The emphasis on economic reform doesn’t mean, though, that Kim has gone through an epiphany, preaching his version of the “sermon on the mount” while discarding old bad ways. The International Atomic Energy Agency boss, Rafael Mariano Grossi, reports Kim’s scientists and engineers have gone ahead building warheads and the missiles on which to send them anywhere from nearby targets in South Korea and Japan to the U.S. Nobody in his right mind thinks Kim is going to give up his precious nukes and missiles no matter what “pet formulas” are devised by assorted diplomats, professors, and think tank analysts for forcing him into acquiescence.

That reality, however, still isn’t sinking in among those who dream of kissing and making up with the North Koreans. Scaling down the games, we’re told, is all in keeping with efforts “to establish stable and lasting peace on the Korean Peninsula.” Talk is talk, but does anyone believe Kim is going to walk the walk?

North Korea, immersed in its own winter war games involving tens of thousands of its 1.2-million troops, may not have the means to attack the South, but it’s highly unlikely scaling back the South Korea-U.S. war games will make the slightest difference. Kim obviously wants a complete halt to cooperation between the two allies along with the withdrawal of almost all U.S. troops from the South.

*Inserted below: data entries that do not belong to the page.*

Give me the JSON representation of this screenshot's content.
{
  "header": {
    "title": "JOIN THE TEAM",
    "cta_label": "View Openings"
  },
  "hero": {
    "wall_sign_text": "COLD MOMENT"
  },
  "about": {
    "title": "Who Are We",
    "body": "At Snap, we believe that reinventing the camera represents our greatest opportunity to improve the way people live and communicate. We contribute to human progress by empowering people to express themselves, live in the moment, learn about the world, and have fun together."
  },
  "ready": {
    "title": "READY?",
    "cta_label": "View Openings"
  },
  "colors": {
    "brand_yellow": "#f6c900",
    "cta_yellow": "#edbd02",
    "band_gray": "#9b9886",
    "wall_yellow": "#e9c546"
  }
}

North Korea may fire off rhetorical barrages, maybe test-fire a missile or two, but Kim cannot really do much more than that. Rather than scale back the exercises, the U.S. and South Korea should have exploited North Korea’s weakness by ramping them up, sending tanks and troops under cover of fighter planes, rampaging through hallowed training grounds south of the Demilitarized Zone as they were doing a few years ago.

Kim would then have had something to think about, maybe even consider serious talks on scaling back his own defenses, including his nukes and missiles.